Figure 4. Spectratype of T-cell populations from TILS and PBMC

The TCR Vβ spectratypes of CD4+ T-cells in TILs and PBMC from a representative RRP patient (n=4) are shown. All patients showed oligo- and/or monoclonality in some T-cell families. CD8 data also showed oligo/monoclonality in some T-cell families (data not shown).

Figure 5. E6 inhibits alloreactive T-cell killing

PBMC from a representative patient (n=3) with mild/moderate RRP were exposed to E6 or BSA for 20 hrs. prior to mixing with HLA class I and II mismatched and irradiated PBMC in a MLR at E:T ratio of 25:1. At day 6, patient's T-cells were re-challenged with PKH26 labeled PBMC from the same mismatched stimulator. Target cell death was detected using TO-PRO-3 iodide (TP3)(77, 96). Density plots (upper right quadrant = dead target cells) (upper left = live targets), and the histograms, gated on PKH26⁺ targets, shows a decreased number of dead target cells that incorporated TP3 with E6 exposure (5% killing), while maximum killing without E6 (data not shown) and BSA was 30%.
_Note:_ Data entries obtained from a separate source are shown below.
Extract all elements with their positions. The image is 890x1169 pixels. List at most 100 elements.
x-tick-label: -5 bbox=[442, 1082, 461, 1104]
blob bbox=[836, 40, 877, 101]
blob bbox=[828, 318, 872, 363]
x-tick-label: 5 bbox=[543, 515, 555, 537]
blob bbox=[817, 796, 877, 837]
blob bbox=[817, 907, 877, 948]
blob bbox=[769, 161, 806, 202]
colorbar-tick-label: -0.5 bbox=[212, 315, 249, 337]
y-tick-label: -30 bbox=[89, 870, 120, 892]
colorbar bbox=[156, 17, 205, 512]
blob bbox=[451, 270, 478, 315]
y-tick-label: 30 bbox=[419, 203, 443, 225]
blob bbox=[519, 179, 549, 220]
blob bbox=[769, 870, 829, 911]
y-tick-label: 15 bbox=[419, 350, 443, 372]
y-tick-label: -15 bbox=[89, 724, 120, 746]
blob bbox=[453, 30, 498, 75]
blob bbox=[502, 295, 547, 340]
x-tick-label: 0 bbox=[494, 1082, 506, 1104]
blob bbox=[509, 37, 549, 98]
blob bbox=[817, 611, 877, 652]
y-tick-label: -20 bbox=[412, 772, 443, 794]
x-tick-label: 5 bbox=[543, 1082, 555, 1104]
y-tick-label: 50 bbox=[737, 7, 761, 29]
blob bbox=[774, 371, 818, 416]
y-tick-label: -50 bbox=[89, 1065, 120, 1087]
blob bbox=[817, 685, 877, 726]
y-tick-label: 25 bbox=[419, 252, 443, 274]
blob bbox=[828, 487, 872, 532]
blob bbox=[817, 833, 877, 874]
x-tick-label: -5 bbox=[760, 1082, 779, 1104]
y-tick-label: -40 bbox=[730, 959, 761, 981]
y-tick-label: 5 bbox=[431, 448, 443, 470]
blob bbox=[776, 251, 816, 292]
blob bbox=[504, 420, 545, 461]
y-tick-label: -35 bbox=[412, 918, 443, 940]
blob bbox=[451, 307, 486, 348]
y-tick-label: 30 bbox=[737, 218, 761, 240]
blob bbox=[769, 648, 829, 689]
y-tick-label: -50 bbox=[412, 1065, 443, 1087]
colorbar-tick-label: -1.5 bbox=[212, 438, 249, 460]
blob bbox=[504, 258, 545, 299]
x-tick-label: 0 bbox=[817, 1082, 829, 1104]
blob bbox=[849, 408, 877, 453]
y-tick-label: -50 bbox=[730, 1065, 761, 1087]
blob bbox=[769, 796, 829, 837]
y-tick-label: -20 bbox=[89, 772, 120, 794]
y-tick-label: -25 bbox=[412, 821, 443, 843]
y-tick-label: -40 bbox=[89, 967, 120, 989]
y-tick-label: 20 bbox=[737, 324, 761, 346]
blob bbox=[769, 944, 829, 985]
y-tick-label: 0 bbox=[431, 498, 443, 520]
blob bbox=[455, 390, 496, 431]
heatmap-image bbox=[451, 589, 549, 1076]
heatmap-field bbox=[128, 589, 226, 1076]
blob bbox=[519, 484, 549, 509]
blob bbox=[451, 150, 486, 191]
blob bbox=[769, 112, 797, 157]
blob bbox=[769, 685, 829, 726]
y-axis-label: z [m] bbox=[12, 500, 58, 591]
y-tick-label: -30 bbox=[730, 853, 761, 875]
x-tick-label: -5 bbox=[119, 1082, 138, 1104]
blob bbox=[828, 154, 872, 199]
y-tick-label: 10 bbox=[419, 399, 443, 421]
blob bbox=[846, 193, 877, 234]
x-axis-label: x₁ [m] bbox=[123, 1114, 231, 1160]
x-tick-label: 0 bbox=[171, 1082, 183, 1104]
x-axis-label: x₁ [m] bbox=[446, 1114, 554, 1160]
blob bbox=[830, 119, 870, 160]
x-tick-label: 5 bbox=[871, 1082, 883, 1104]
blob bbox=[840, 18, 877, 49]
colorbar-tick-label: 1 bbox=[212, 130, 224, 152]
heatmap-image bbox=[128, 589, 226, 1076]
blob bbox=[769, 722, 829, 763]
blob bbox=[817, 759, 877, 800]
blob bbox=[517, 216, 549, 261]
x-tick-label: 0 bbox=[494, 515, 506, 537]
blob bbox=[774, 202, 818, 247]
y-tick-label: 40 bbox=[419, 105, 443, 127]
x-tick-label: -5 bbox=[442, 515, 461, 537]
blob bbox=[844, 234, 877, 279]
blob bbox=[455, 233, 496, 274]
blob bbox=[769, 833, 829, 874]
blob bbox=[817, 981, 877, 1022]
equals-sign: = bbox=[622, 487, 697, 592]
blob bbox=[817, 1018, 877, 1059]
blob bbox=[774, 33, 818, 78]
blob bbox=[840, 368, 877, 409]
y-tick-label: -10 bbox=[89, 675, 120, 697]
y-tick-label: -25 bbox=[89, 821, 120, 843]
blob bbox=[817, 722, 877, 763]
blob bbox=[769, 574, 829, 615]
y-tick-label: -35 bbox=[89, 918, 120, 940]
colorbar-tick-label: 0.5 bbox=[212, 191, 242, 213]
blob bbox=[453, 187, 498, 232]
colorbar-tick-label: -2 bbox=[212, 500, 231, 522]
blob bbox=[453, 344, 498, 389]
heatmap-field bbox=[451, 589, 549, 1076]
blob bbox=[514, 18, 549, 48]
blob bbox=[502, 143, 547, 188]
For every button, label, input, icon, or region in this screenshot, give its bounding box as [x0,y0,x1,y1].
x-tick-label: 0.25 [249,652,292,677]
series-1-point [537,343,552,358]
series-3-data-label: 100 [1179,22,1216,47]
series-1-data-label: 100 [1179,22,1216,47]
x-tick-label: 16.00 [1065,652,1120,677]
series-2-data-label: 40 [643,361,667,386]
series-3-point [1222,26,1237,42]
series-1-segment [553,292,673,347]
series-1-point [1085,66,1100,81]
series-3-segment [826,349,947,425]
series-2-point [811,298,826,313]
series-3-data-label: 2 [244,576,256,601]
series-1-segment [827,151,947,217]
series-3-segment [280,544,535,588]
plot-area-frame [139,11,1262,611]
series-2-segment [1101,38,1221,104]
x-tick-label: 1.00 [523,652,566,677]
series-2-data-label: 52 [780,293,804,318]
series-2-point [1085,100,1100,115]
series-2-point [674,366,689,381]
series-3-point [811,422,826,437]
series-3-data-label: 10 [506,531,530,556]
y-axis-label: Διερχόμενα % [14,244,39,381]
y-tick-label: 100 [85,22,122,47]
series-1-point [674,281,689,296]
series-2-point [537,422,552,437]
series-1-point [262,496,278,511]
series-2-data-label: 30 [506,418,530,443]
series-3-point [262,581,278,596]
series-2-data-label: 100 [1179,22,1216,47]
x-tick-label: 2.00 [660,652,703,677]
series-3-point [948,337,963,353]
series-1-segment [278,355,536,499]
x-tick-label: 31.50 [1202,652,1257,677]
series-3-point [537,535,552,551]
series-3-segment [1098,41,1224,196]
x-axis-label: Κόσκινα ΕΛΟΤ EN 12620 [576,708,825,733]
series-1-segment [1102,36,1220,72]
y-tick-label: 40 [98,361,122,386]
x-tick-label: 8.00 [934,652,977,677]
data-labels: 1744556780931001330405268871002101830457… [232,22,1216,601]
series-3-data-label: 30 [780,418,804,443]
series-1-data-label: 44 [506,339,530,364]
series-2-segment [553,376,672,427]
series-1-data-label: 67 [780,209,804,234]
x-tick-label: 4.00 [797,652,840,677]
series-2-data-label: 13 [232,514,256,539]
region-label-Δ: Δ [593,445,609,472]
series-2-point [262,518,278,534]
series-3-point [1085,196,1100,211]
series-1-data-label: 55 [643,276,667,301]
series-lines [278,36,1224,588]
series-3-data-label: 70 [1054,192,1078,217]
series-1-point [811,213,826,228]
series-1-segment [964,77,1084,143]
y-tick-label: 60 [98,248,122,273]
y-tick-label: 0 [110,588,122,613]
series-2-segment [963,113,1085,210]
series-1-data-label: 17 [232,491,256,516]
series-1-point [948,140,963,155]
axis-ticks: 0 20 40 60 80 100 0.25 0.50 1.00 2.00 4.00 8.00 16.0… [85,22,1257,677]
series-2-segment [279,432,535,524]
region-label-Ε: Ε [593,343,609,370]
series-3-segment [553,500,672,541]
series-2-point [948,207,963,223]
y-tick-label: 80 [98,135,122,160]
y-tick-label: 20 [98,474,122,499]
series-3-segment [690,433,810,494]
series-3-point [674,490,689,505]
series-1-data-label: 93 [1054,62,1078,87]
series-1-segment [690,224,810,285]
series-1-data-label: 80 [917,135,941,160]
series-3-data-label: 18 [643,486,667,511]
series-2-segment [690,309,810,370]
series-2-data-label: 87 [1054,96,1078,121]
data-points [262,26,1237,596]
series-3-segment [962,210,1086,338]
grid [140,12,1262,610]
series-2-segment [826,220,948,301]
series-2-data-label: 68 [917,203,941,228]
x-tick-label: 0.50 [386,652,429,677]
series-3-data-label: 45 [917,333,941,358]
Figure 6. Langerhans cells are present in papilloma tissues

CD1a⁺ (brown) and S100⁺ (red) cells with Langerhans cell morphology in a laryngeal papilloma from a patient with RRP (B, C, E, F) and the absence of these cells in similarly stained control laryngeal tissue (A, D). Immunohistochemistry was performed on 8 μm sections of a paraffin embedded specimen using the Benchmark XT IHC/ISH Staining Module (Ventana Medical Systems, Tucson, AZ) utilizing a 3,3′diaminobenzidine substrate for CD1a (A, B, C) and Enhanced V-Red substrate for S100 (D, E, F).

Figure 7. NK cells from patients have impaired function compared to controls

PBMC was cultured 4hrs in media alone or with the HLA class I devoid cell line, K562, at an effector:target ratio (E:T) of 5:1 in the presence of FITC-conjugated anti-CD107a and monensin(55). Following incubation, cells were stained with the amine-reactive live/dead fixable violet dead cell stain kit and CD3 APC, CD56 PE, CD14 and CD19 PerCP. Samples were analyzed by flow cytometry. Monocytes, B-cells, and dead cells were excluded from the analysis. Results are shown as the percentage of CD107a expression on CD3^-56⁺ NK cells after subtraction of the spontaneous activity. Data are depicted by box plots (median and 75^th/25^th percentiles), whiskers (90th/10th percentiles); and outliers (outside the 95th and 5th percentiles) are shown. Dotted lines represent arithmetic means.